The delay seemed to infuriate Rawlins, who stood up to loom over Thomas. “You think this is funny, padre?” Intellectually, he knew her machine-enhanced musculature could tear him limb from limb with ease, and even with the auto-stun and nanosuppressor systems built into the cell, she could probably put him in a geltank for weeks before she went down herself – but her small stature made the threat hard to take seriously. 

“No.” He finished the bullet-point with a flourish and looked up. “I’ll be honest, you’re making a mistake that’s so basic I have no way of answering it politely. Are you really the best the Incarnation has?” 

Rawlins was silent, but her balled fists and gritted teeth made it clear she was calculating how much she could pulp him before the cell’s systems knocked her out. Thomas knew the best thing to do was to stay silent and let her decide it wasn’t worth it, that beating the ship’s chaplain to a pulp was a good way of getting the crew to vent her out an airlock and take their chances with any additional demolition charges, but he knew he wasn’t going to do that. 

Standing to his full height – nearly a foot taller than the prisoner even though he was hardly a tall man – Thomas clasped his hands behind his back. “You should know this, child, you grew up in the Confederacy. Even if all I offer is an ancient idea, an idea is a tool. If you find an old implement still in use, then you can conclude it must still do something useful.” 

“It lets the masses pretend that they are content with their gradual extinction.” The woman replied through gritted teeth. “An opiate for the dying.” 

“We are all dying someday. Why so concerned about extinction? The ship’s going to go nova before I lead service tomorrow anyway.
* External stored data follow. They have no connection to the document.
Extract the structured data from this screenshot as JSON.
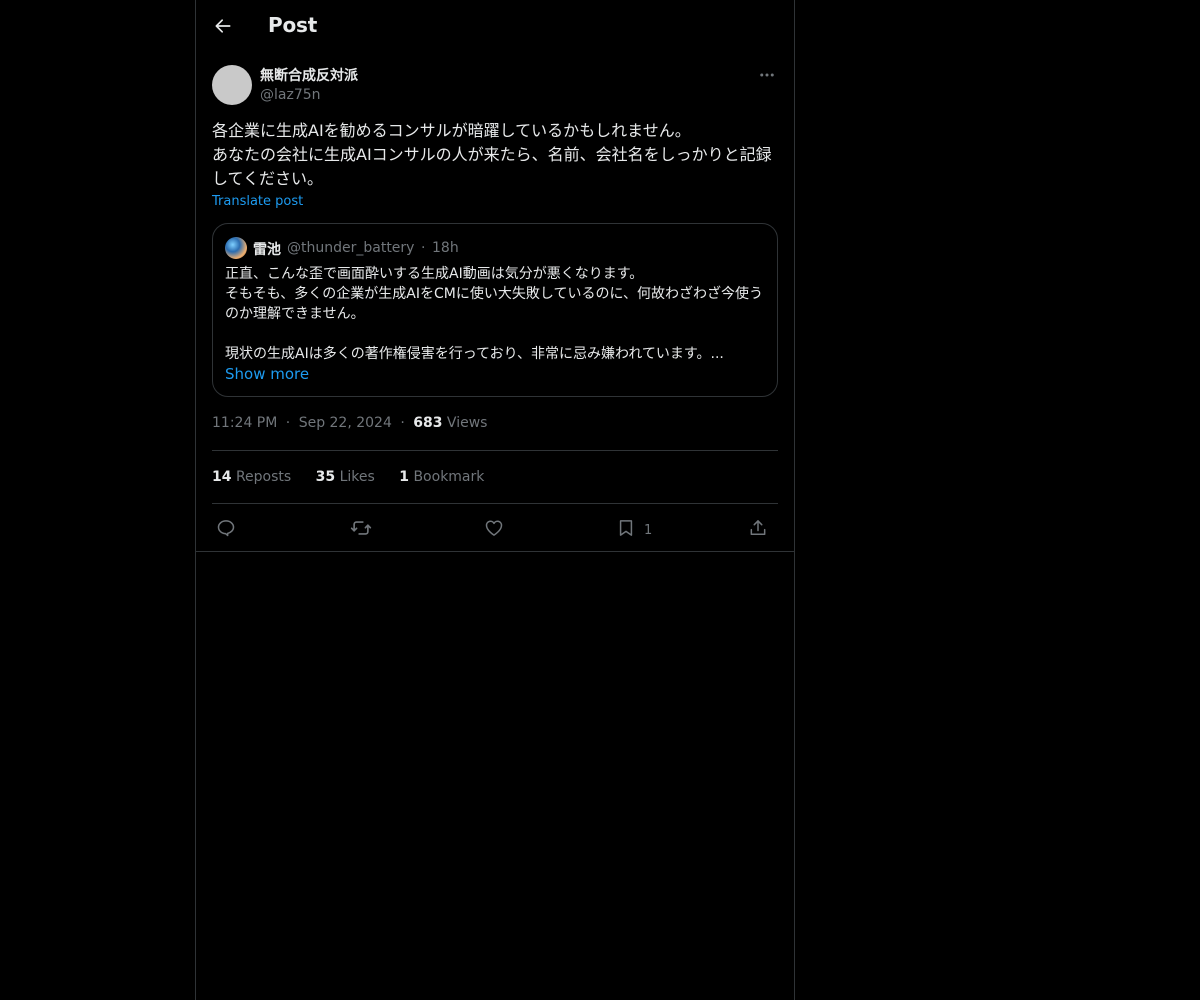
{
  "header": {
    "title": "Post",
    "back_icon": "arrow-left-icon"
  },
  "author": {
    "display_name": "無断合成反対派",
    "handle": "@laz75n",
    "more_icon": "more-horizontal-icon"
  },
  "post": {
    "text": "各企業に生成AIを勧めるコンサルが暗躍しているかもしれません。\nあなたの会社に生成AIコンサルの人が来たら、名前、会社名をしっかりと記録してください。",
    "translate_label": "Translate post"
  },
  "quote": {
    "name": "雷池",
    "handle": "@thunder_battery",
    "separator": "·",
    "time": "18h",
    "text": "正直、こんな歪で画面酔いする生成AI動画は気分が悪くなります。\nそもそも、多くの企業が生成AIをCMに使い大失敗しているのに、何故わざわざ今使うのか理解できません。\n\n現状の生成AIは多くの著作権侵害を行っており、非常に忌み嫌われています。...",
    "show_more_label": "Show more"
  },
  "meta": {
    "time": "11:24 PM",
    "sep1": "·",
    "date": "Sep 22, 2024",
    "sep2": "·",
    "views_count": "683",
    "views_label": "Views"
  },
  "stats": {
    "reposts_count": "14",
    "reposts_label": "Reposts",
    "likes_count": "35",
    "likes_label": "Likes",
    "bookmarks_count": "1",
    "bookmarks_label": "Bookmark"
  },
  "actions": {
    "reply_icon": "reply-icon",
    "repost_icon": "repost-icon",
    "like_icon": "heart-icon",
    "bookmark_icon": "bookmark-icon",
    "bookmark_count": "1",
    "share_icon": "share-icon"
  },
  "colors": {
    "background": "#000000",
    "text": "#e7e9ea",
    "secondary": "#71767b",
    "accent": "#1d9bf0",
    "border": "#2f3336"
  }
}
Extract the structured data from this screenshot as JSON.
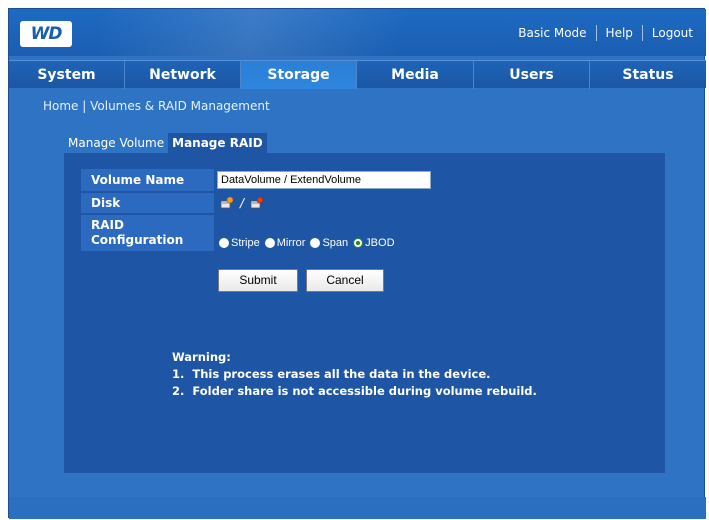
{
  "header": {
    "logo_text": "WD",
    "links": [
      "Basic Mode",
      "Help",
      "Logout"
    ]
  },
  "nav": {
    "tabs": [
      {
        "label": "System",
        "active": false
      },
      {
        "label": "Network",
        "active": false
      },
      {
        "label": "Storage",
        "active": true
      },
      {
        "label": "Media",
        "active": false
      },
      {
        "label": "Users",
        "active": false
      },
      {
        "label": "Status",
        "active": false
      }
    ]
  },
  "breadcrumb": "Home | Volumes & RAID Management",
  "subtabs": [
    {
      "label": "Manage Volume",
      "active": false
    },
    {
      "label": "Manage RAID",
      "active": true
    }
  ],
  "form": {
    "volume_name_label": "Volume Name",
    "volume_name_value": "DataVolume  /  ExtendVolume",
    "disk_label": "Disk",
    "disk_separator": "/",
    "raid_label_line1": "RAID",
    "raid_label_line2": "Configuration",
    "raid_options": [
      {
        "label": "Stripe",
        "selected": false
      },
      {
        "label": "Mirror",
        "selected": false
      },
      {
        "label": "Span",
        "selected": false
      },
      {
        "label": "JBOD",
        "selected": true
      }
    ],
    "submit_label": "Submit",
    "cancel_label": "Cancel"
  },
  "warning": {
    "title": "Warning:",
    "items": [
      "1.  This process erases all the data in the device.",
      "2.  Folder share is not accessible during volume rebuild."
    ]
  },
  "icons": {
    "disk": "disk-icon"
  },
  "colors": {
    "background": "#2f74c4",
    "header": "#1a5eb2",
    "panel": "#1e56a5",
    "row_label": "#2c6ac0",
    "active_tab": "#2f86de"
  }
}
If I were you, I’d be more concerned about that.” 

“Go to hell, Padre.” Rawlins looked away, and Thomas could tell in that brief look all he needed to do about the engineering staff’s round-the-clock search for more explosives.

“I'd really rather not.” Sitting back down, he tapped words into his outline for a few seconds until she turned to return to the bunk, then quickly flashed a message to Captain Callahan to share what he’d learned: there were no other bombs, because Rawlins had been caught too early to complete any part of her mission. She had been given one charge by the cause on whose altar she had sacrificed her heart, mind, and very humanity, and she had failed to complete it.
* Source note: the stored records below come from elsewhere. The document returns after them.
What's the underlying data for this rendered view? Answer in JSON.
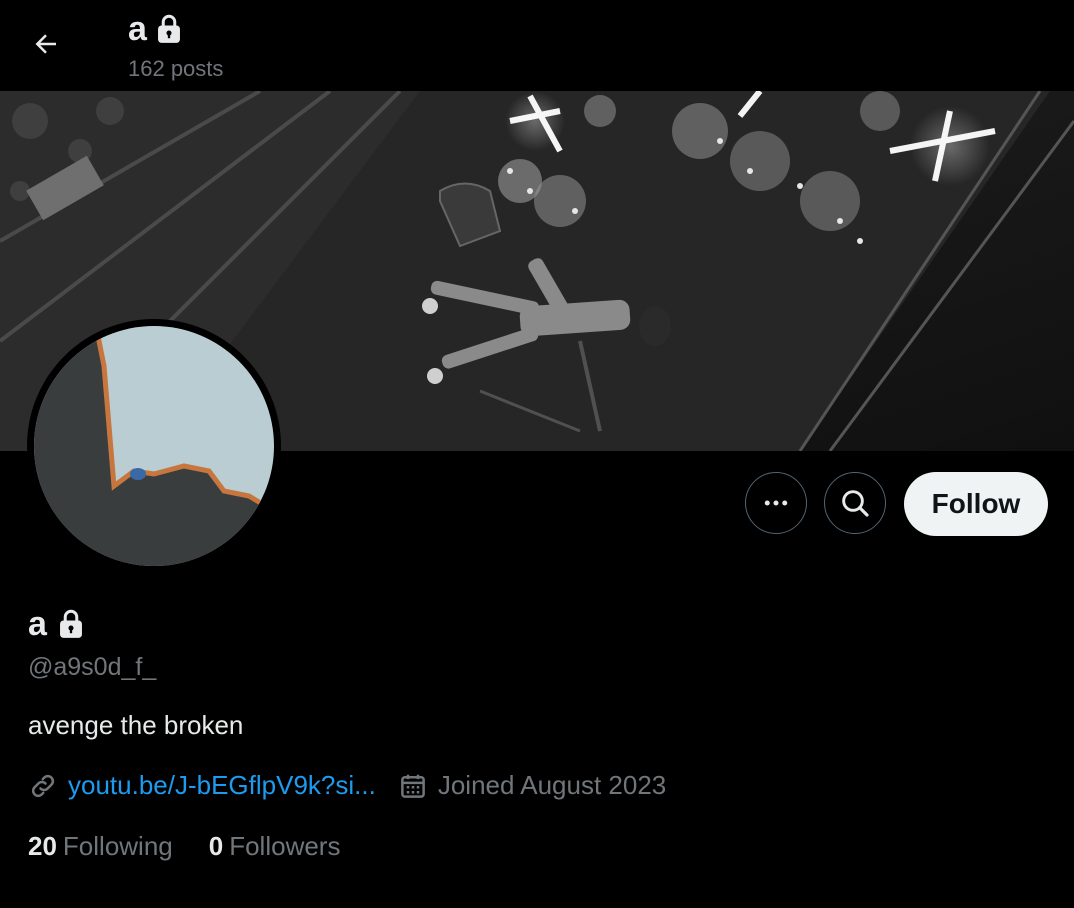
{
  "header": {
    "title": "a",
    "post_count": "162 posts"
  },
  "profile": {
    "name": "a",
    "handle": "@a9s0d_f_",
    "bio": "avenge the broken",
    "link": "youtu.be/J-bEGflpV9k?si...",
    "joined": "Joined August 2023",
    "following_count": "20",
    "following_label": "Following",
    "followers_count": "0",
    "followers_label": "Followers"
  },
  "actions": {
    "follow_label": "Follow"
  },
  "icons": {
    "back": "arrow-left-icon",
    "lock": "lock-icon",
    "more": "more-dots-icon",
    "search": "search-icon",
    "link": "link-icon",
    "calendar": "calendar-icon"
  },
  "colors": {
    "background": "#000000",
    "text_primary": "#e7e9ea",
    "text_secondary": "#71767b",
    "link": "#1d9bf0",
    "follow_bg": "#eff3f4"
  }
}
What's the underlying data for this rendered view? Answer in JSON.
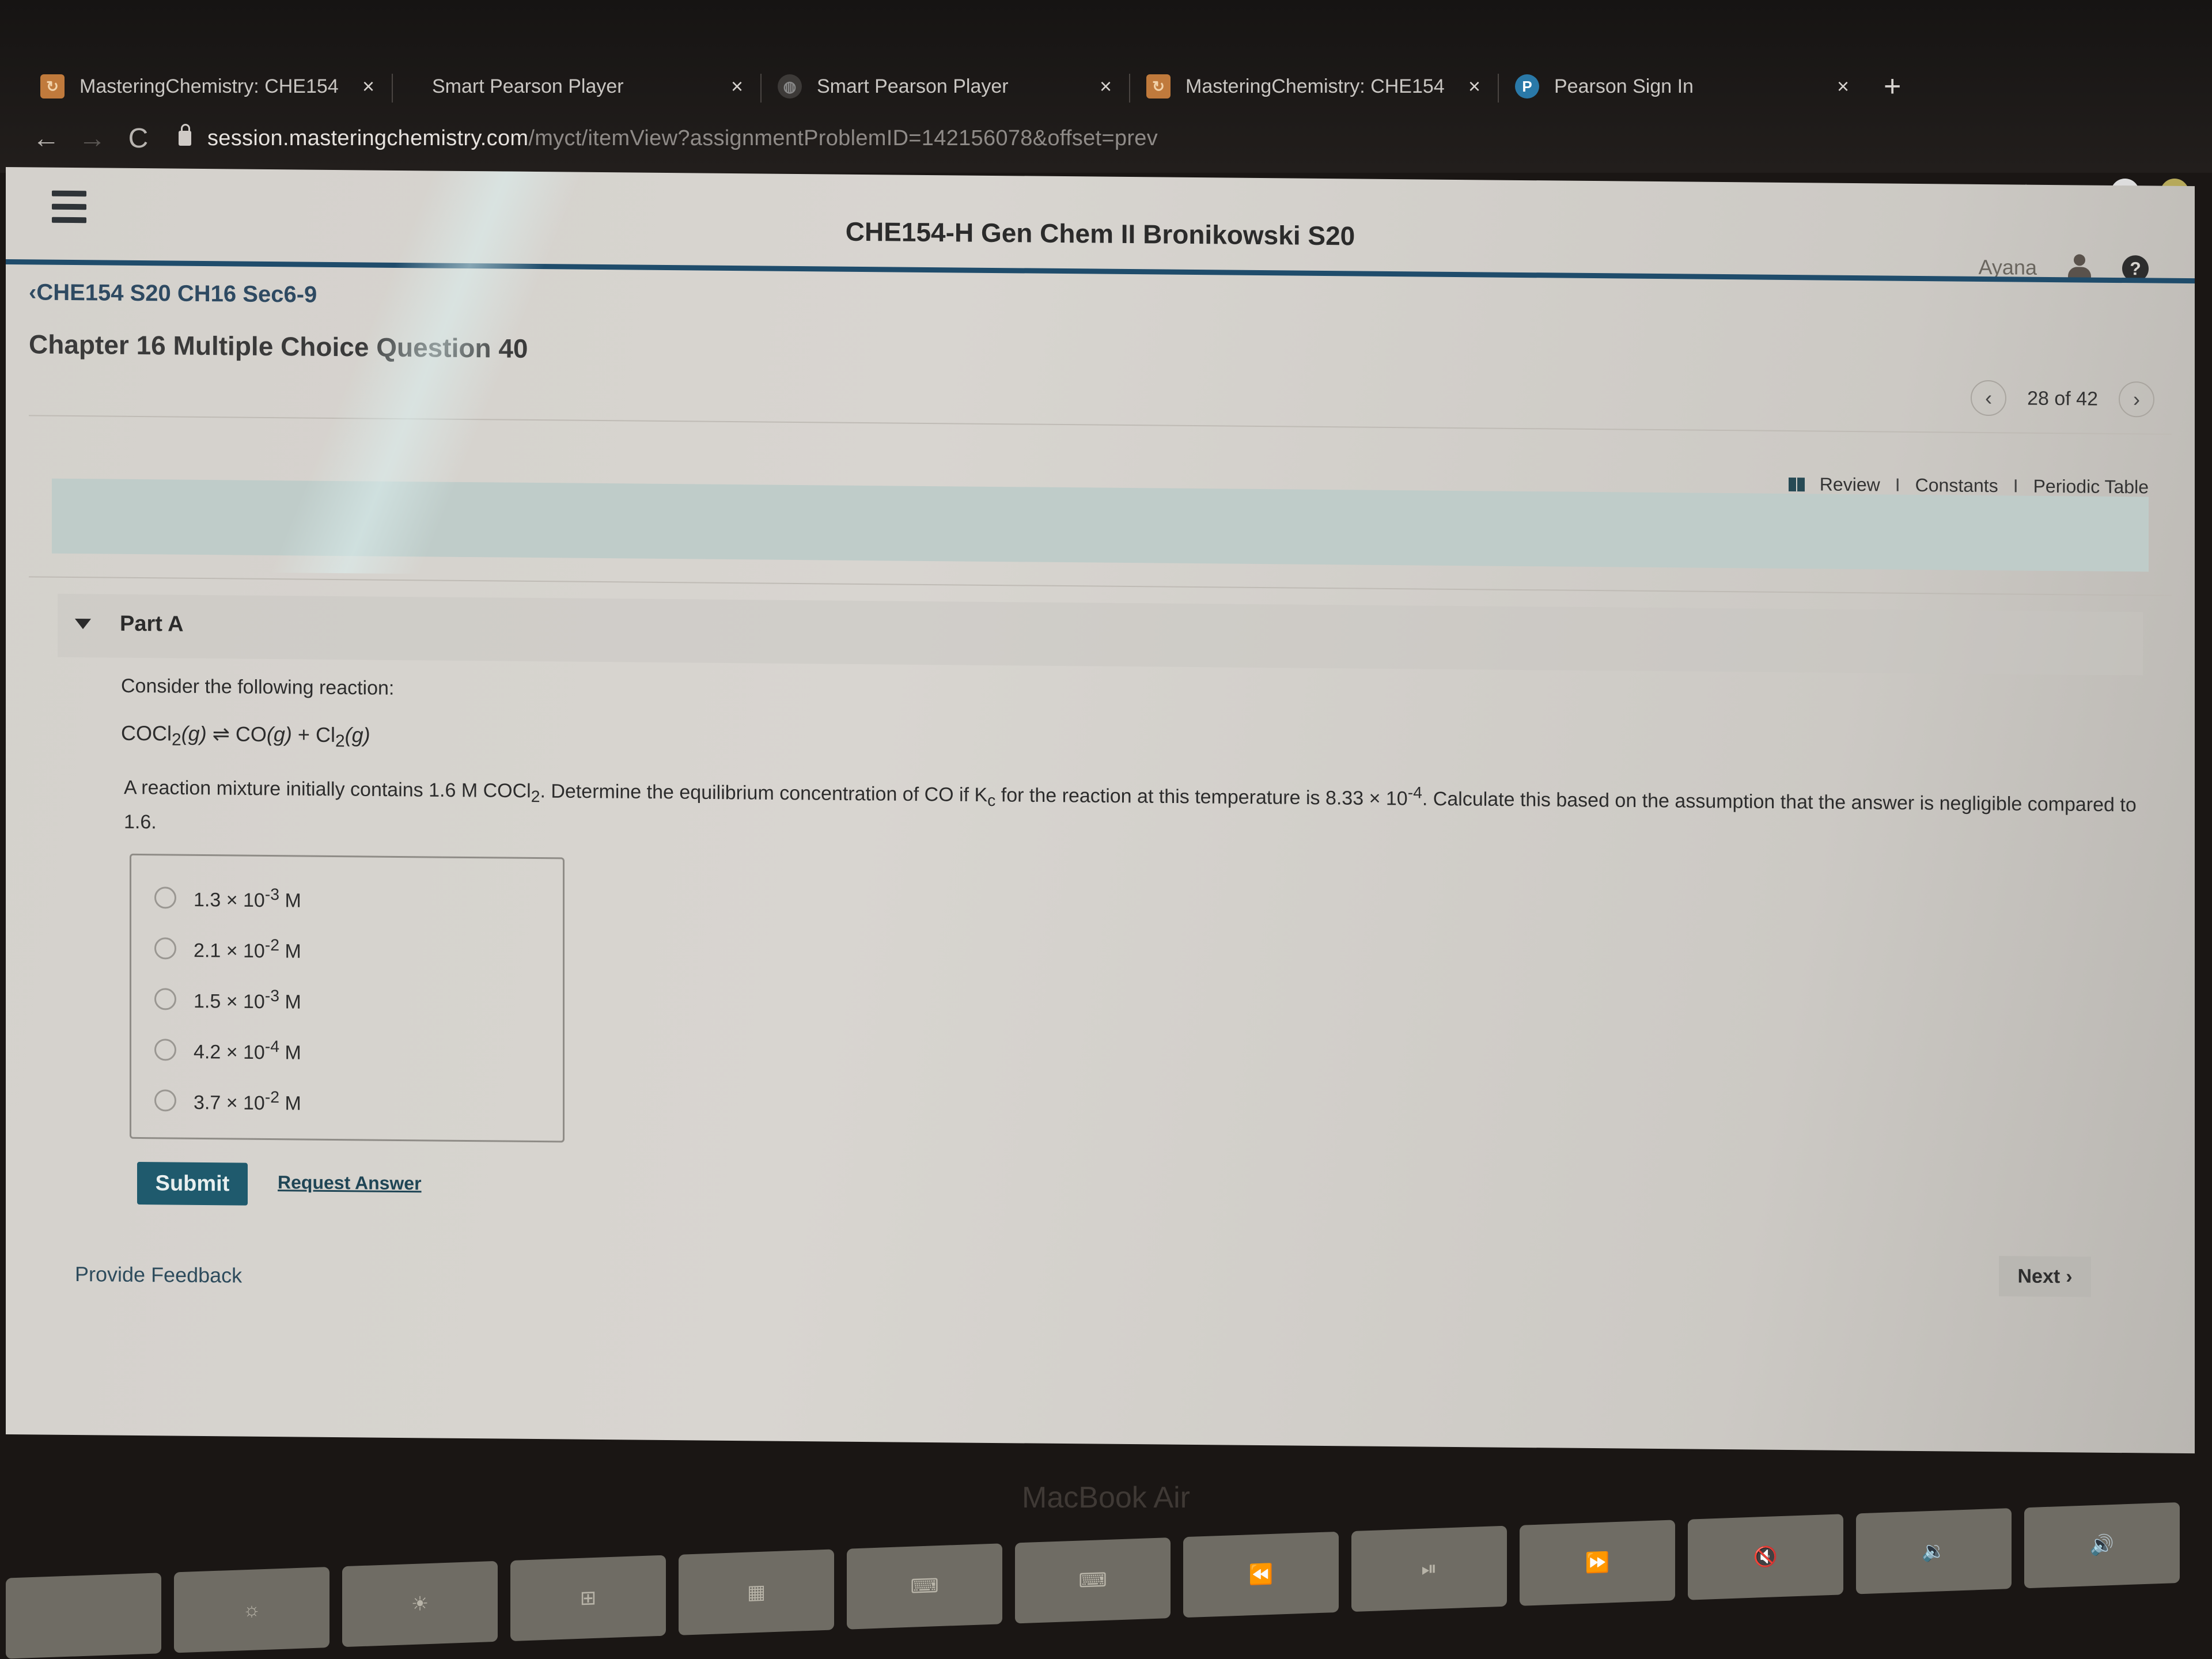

As he continued to work on his sermon in silence, Thomas prayed silently for the soul of the prodigal daughter sulking across the cell, wondering if there would ever be any way to bridge the span between them. It seemed impossible that her soul and humanity could be salvaged - fortunately, he was a firm believer in miracles.


Some day, this war will come to an end, and we will have to learn to live as neighbors with whatever remains of the Incarnation. When that happens - and I hope it is soon - the work of the men with guns will be over, and the work of men like Chaplain Thomas Nyilvas of Xavior Vitali can truly begin. I fear, however, that like the Rattanai imperialists and the Ladeonists which survive from the last great interstellar war, it will take many generations to overcome the hostility of our modern foes.